HVCA’s Energy Group has just published its study of the feasibility of installing renewables in Hope Valley. The Group is also involved in a related programme of work on energy efficiency and retrofitting homes.
We set ourselves 3 simple questions.
1. How much electricity will we need in Hope Valley as we electrify our homes and vehicles?
2. What mix of renewables would meet this demand?
3. What is the range of public opinion to different large scale renewables.
In addition, the study threw up two further issues which we were able to investigate and answer:
4. What else will be needed, like storage, to cope with fluctuations in supply and demand?
5. What barriers will need to be overcome to make any of this possible?
The UK Government has pledged to more than halve our carbon emissions by 2030 and to get to net zero by 2050. The strategy for achieving this includes electrifying our homes and vehicles. Our study suggests that the annual base domestic electricity demand in Hope Valley will rise from 23 to 60 GWh by 2040, which means we will need two to three times as much electricity.
One mix of renewables that would generate this amount of electricity would be solar on 1 in 3 residential roofs, 2 5MW solar arrays and 3 large wind turbines. We would also need considerable storage capacity to cope with peaks and troughs of demand and supply.
National policy prohibits large scale renewables in national parks. To gauge public opinion and reflect the view of our supporters we conducted a survey in January. 675 people responded. 400 live in Hope Valley, 100 elsewhere in the Peak and the rest are visitors from further afield. Half are members of a climate group or are HVCA supporters and half are neither. The scope of the survey also covered energy savings, retrofitting and electric vehicles.
Over half of all respondents (61%) are prepared to consider large-scale renewables in the Peak Park; a quarter might consider them and 13% said no. The majority of respondents are in favour of solar generation in Hope Valley and solar on houses and non-domestic roofs was liked by 90% of respondents. Two-thirds are in favour of ground-based or floating solar arrays and small wind turbines. There is less support for large wind turbines. Nevertheless, 59% of respondents like single large wind turbines and 46% like multiple turbines. There was little difference in opinion by age or where people live. Three-quarters of respondents are in favour, in principle, of large scale renewables in Hope Valley being owned and managed by a Community Benefit Society.
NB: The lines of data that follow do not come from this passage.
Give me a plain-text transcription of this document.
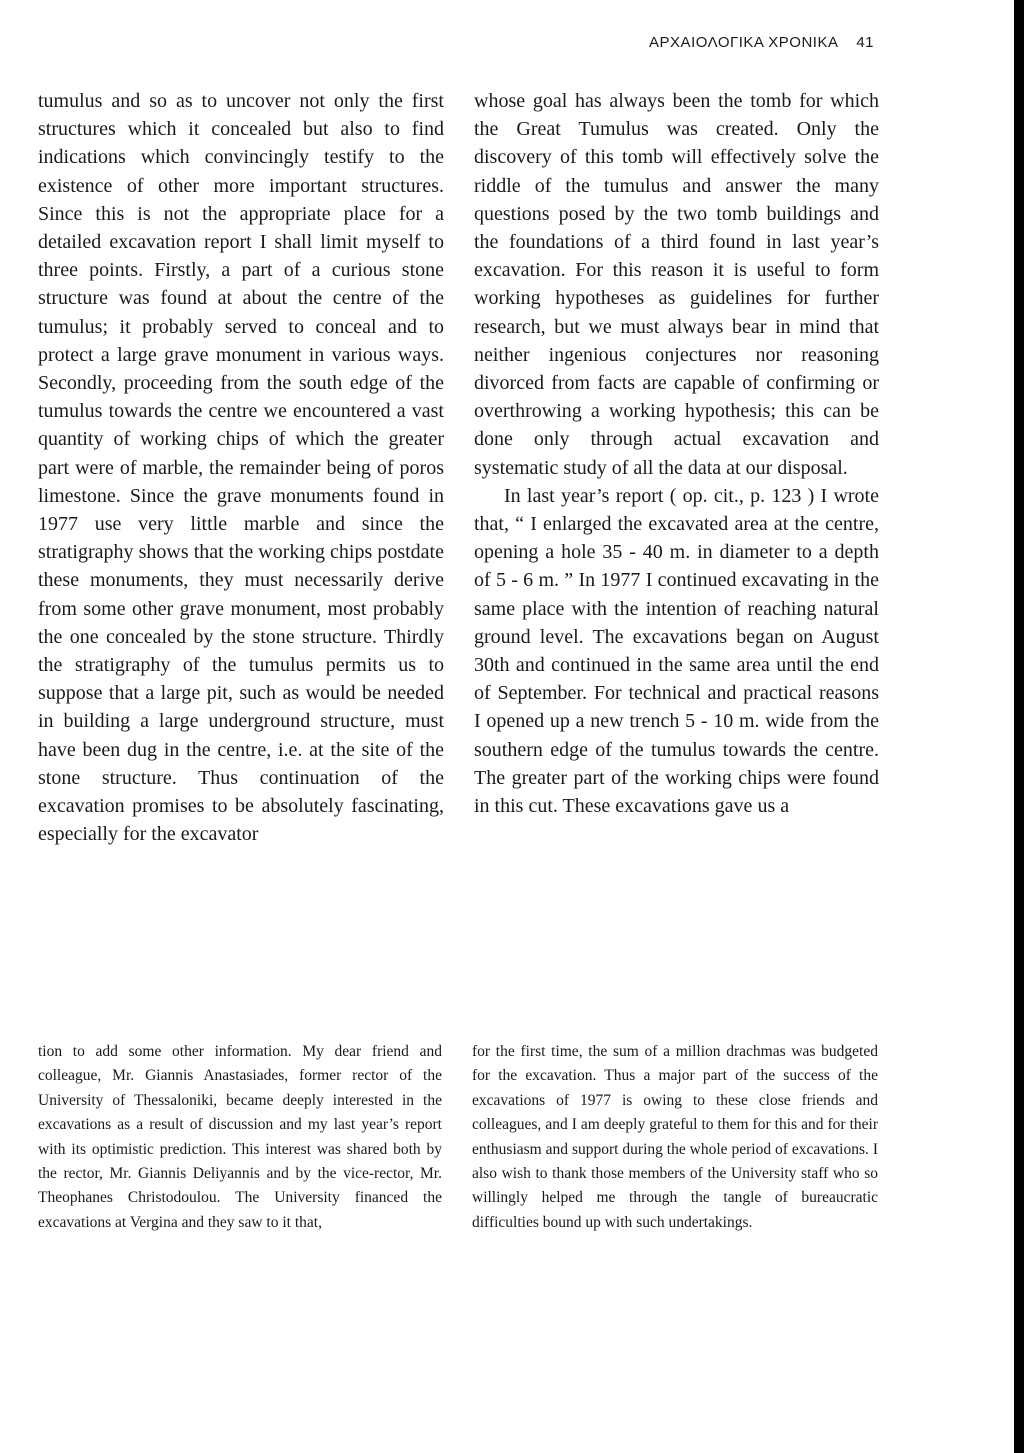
ΑΡΧΑΙΟΛΟΓΙΚΑ ΧΡΟΝΙΚΑ 41

tumulus and so as to uncover not only the first structures which it concealed but also to find indications which convincingly testify to the existence of other more important structures. Since this is not the appropriate place for a detailed excavation report I shall limit myself to three points. Firstly, a part of a curious stone structure was found at about the centre of the tumulus; it probably served to conceal and to protect a large grave monument in various ways. Secondly, proceeding from the south edge of the tumulus towards the centre we encountered a vast quantity of working chips of which the greater part were of marble, the remainder being of poros limestone. Since the grave monuments found in 1977 use very little marble and since the stratigraphy shows that the working chips postdate these monuments, they must necessarily derive from some other grave monument, most probably the one concealed by the stone structure. Thirdly the stratigraphy of the tumulus permits us to suppose that a large pit, such as would be needed in building a large underground structure, must have been dug in the centre, i.e. at the site of the stone structure. Thus continuation of the excavation promises to be absolutely fascinating, especially for the excavator

whose goal has always been the tomb for which the Great Tumulus was created. Only the discovery of this tomb will effectively solve the riddle of the tumulus and answer the many questions posed by the two tomb buildings and the foundations of a third found in last year’s excavation. For this reason it is useful to form working hypotheses as guidelines for further research, but we must always bear in mind that neither ingenious conjectures nor reasoning divorced from facts are capable of confirming or overthrowing a working hypothesis; this can be done only through actual excavation and systematic study of all the data at our disposal.

In last year’s report ( op. cit., p. 123 ) I wrote that, “ I enlarged the excavated area at the centre, opening a hole 35 - 40 m. in diameter to a depth of 5 - 6 m. ” In 1977 I continued excavating in the same place with the intention of reaching natural ground level. The excavations began on August 30th and continued in the same area until the end of September. For technical and practical reasons I opened up a new trench 5 - 10 m. wide from the southern edge of the tumulus towards the centre. The greater part of the working chips were found in this cut. These excavations gave us a

tion to add some other information. My dear friend and colleague, Mr. Giannis Anastasiades, former rector of the University of Thessaloniki, became deeply interested in the excavations as a result of discussion and my last year’s report with its optimistic prediction. This interest was shared both by the rector, Mr. Giannis Deliyannis and by the vice-rector, Mr. Theophanes Christodoulou. The University financed the excavations at Vergina and they saw to it that,
for the first time, the sum of a million drachmas was budgeted for the excavation. Thus a major part of the success of the excavations of 1977 is owing to these close friends and colleagues, and I am deeply grateful to them for this and for their enthusiasm and support during the whole period of excavations. I also wish to thank those members of the University staff who so willingly helped me through the tangle of bureaucratic difficulties bound up with such undertakings.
We need the Local Electricity Bill to become law to make community power viable. The National Planning Policy Framework says that permission should be refused for major development in national parks other than in exceptional circumstances, and where it can be demonstrated that the development is in the public interest. Northern and Western Power, our two distribution network operators, change millions to connect large renewables into the grid and don’t guarantee the supply contracts. HVCA will be advocating on these issues. We will also be working with the Peak Park to define the criteria to be used in deciding which of the many areas of the Park would be inappropriate and where renewables might be permitted.
Actions to date
On 9 May 2022 we wrote to Sarah Dines, MP for Derbyshire Dales, and to Robert Largan, MP for High Peak, asking them to support strengthening of the Government’s Energy Security Strategy, and highlighting the importance of renewables and community energy. We have presented our energy report to 12 local Parish Councils and emailed local District, Borough and County Councillors and those on relevant climate or environmental committees and asked them all to write in support of our letters to MPs.
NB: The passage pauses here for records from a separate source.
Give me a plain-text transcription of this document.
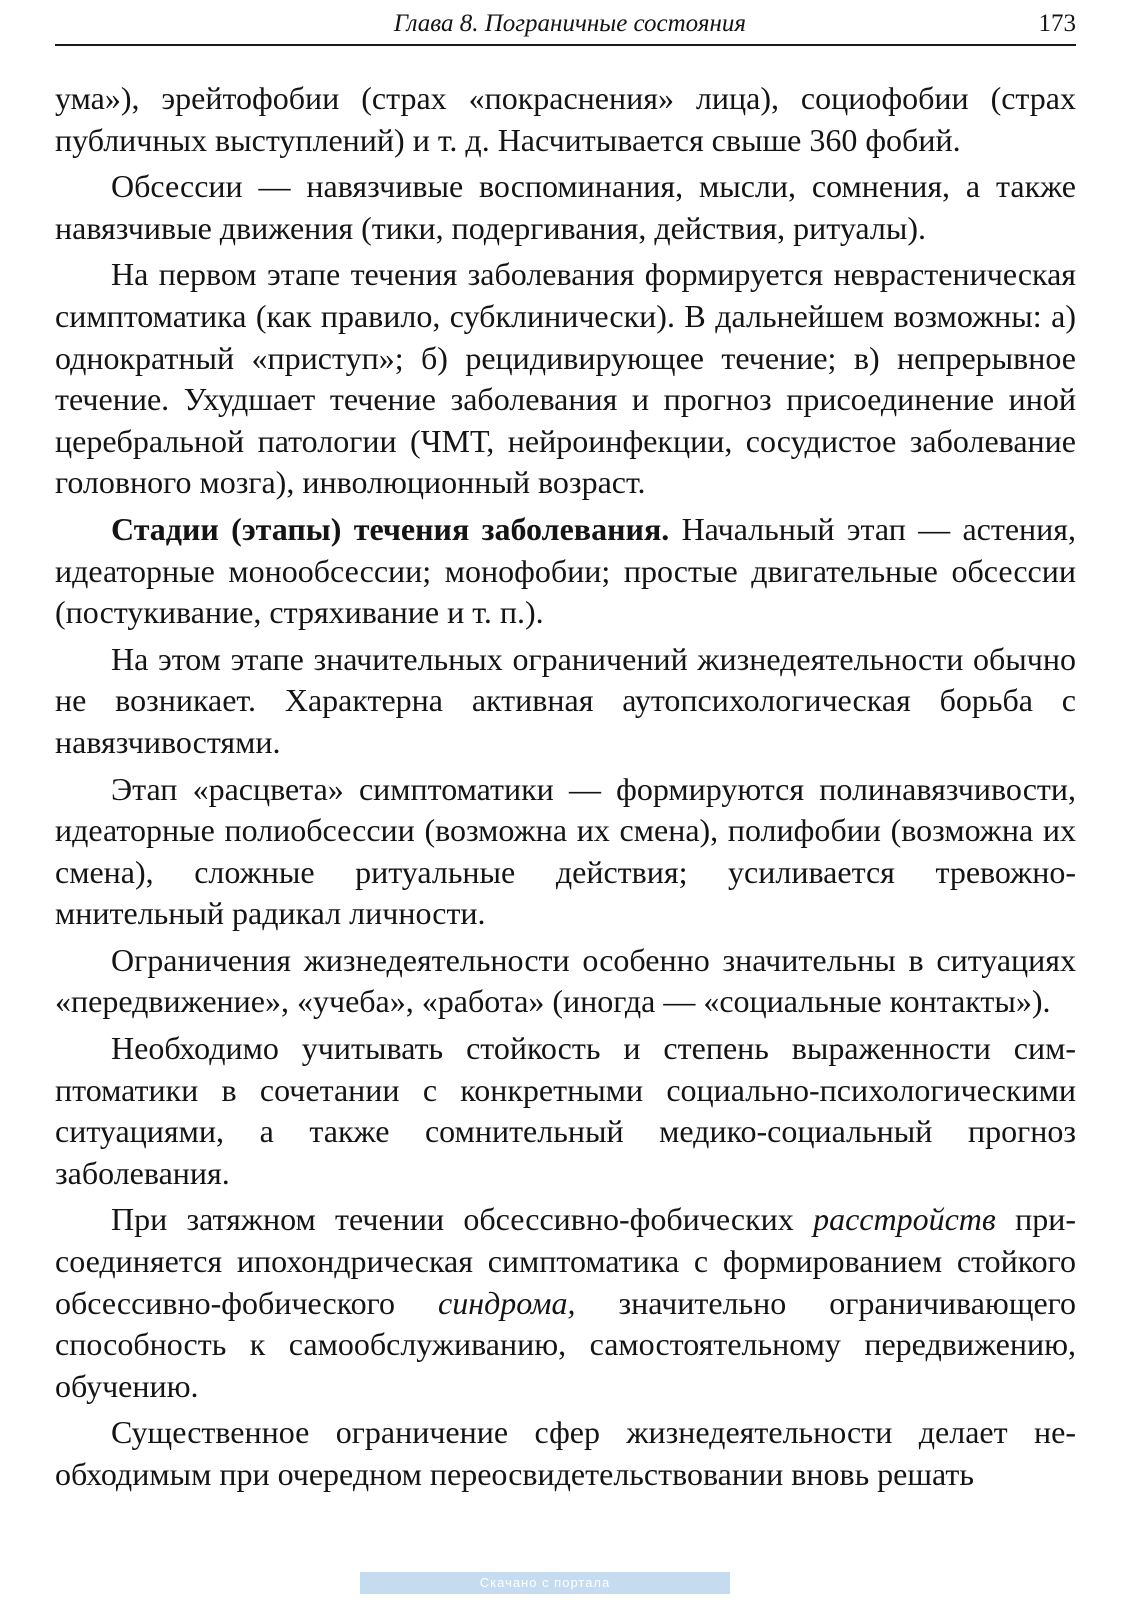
Глава 8. Пограничные состояния	173

ума»), эрейтофобии (страх «покраснения» лица), социофобии (страх публичных выступлений) и т. д. Насчитывается свыше 360 фобий.

Обсессии — навязчивые воспоминания, мысли, сомнения, а также навязчивые движения (тики, подергивания, действия, ритуалы).

На первом этапе течения заболевания формируется неврастеническая симптоматика (как правило, субклинически). В дальнейшем возможны: а) однократный «приступ»; б) рецидивирующее течение; в) непрерывное течение. Ухудшает течение заболевания и прогноз присоединение иной церебральной патологии (ЧМТ, нейроинфекции, сосудистое заболевание головного мозга), инволюционный возраст.

Стадии (этапы) течения заболевания. Начальный этап — астения, идеаторные монообсессии; монофобии; простые двигательные обсессии (постукивание, стряхивание и т. п.).

На этом этапе значительных ограничений жизнедеятельности обычно не возникает. Характерна активная аутопсихологическая борьба с навязчивостями.

Этап «расцвета» симптоматики — формируются полинавязчивости, идеаторные полиобсессии (возможна их смена), полифобии (возможна их смена), сложные ритуальные действия; усиливается тревожно-мнительный радикал личности.

Ограничения жизнедеятельности особенно значительны в ситуациях «передвижение», «учеба», «работа» (иногда — «социальные контакты»).

Необходимо учитывать стойкость и степень выраженности симптоматики в сочетании с конкретными социально-психологическими ситуациями, а также сомнительный медико-социальный прогноз заболевания.

При затяжном течении обсессивно-фобических расстройств присоединяется ипохондрическая симптоматика с формированием стойкого обсессивно-фобического синдрома, значительно ограничивающего способность к самообслуживанию, самостоятельному передвижению, обучению.

Существенное ограничение сфер жизнедеятельности делает необходимым при очередном переосвидетельствовании вновь решать

Скачано с портала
1. Present the key findings of our report at the next meeting of the Peak Park Climate Forum at the end of July and begin conversations with the PDNPA about renewables.
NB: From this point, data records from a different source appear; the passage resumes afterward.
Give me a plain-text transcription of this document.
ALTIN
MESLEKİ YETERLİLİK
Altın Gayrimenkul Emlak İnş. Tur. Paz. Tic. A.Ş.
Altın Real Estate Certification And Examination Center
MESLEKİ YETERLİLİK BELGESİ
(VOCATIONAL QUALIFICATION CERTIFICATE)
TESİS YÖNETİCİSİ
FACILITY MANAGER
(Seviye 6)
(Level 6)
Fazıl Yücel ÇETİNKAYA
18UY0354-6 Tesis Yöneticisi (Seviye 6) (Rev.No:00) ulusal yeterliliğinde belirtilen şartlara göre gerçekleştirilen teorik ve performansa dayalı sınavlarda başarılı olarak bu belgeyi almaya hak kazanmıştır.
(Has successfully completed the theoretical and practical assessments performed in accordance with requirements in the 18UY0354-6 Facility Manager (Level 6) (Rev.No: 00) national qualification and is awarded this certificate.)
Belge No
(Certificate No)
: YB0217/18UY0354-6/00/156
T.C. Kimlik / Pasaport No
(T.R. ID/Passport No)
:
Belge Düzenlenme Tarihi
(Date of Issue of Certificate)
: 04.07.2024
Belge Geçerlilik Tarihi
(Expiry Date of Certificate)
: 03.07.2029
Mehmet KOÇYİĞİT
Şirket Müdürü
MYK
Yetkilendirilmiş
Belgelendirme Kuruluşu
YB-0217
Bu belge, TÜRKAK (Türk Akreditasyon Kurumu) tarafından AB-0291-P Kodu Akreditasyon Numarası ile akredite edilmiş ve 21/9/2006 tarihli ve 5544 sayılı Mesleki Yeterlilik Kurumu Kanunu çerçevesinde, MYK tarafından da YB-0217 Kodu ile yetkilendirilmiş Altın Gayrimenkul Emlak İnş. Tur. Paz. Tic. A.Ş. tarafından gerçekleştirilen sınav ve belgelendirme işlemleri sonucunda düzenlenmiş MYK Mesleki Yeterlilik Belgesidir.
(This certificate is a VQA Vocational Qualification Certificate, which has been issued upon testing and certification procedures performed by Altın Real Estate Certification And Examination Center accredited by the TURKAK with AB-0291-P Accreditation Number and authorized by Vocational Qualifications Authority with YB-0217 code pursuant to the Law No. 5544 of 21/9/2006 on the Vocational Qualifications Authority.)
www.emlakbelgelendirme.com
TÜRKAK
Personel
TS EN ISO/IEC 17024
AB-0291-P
2. Arrange meetings with senior officers in other national parks that are beginning to address how meeting the Government’s climate action targets can be accommodated in national parks and Areas of Outstanding Beauty.
3. Continue to work closely with Hope Valley Renewables, the Community Benefit Society founded by residents of Hope and Bradwell.
4. Collaborate with other climate groups both locally and nationally to promote the careful and sensitive development of renewables.
5. Continue talking to people in our two DNO’s, Northern PowerGrid and Western Power Distribution.
6. Closely monitor Ofgem’s regulatory changes that impact on community energy generation and renewables.
7. Continue to advocate in favour of the Local Electricity Bill.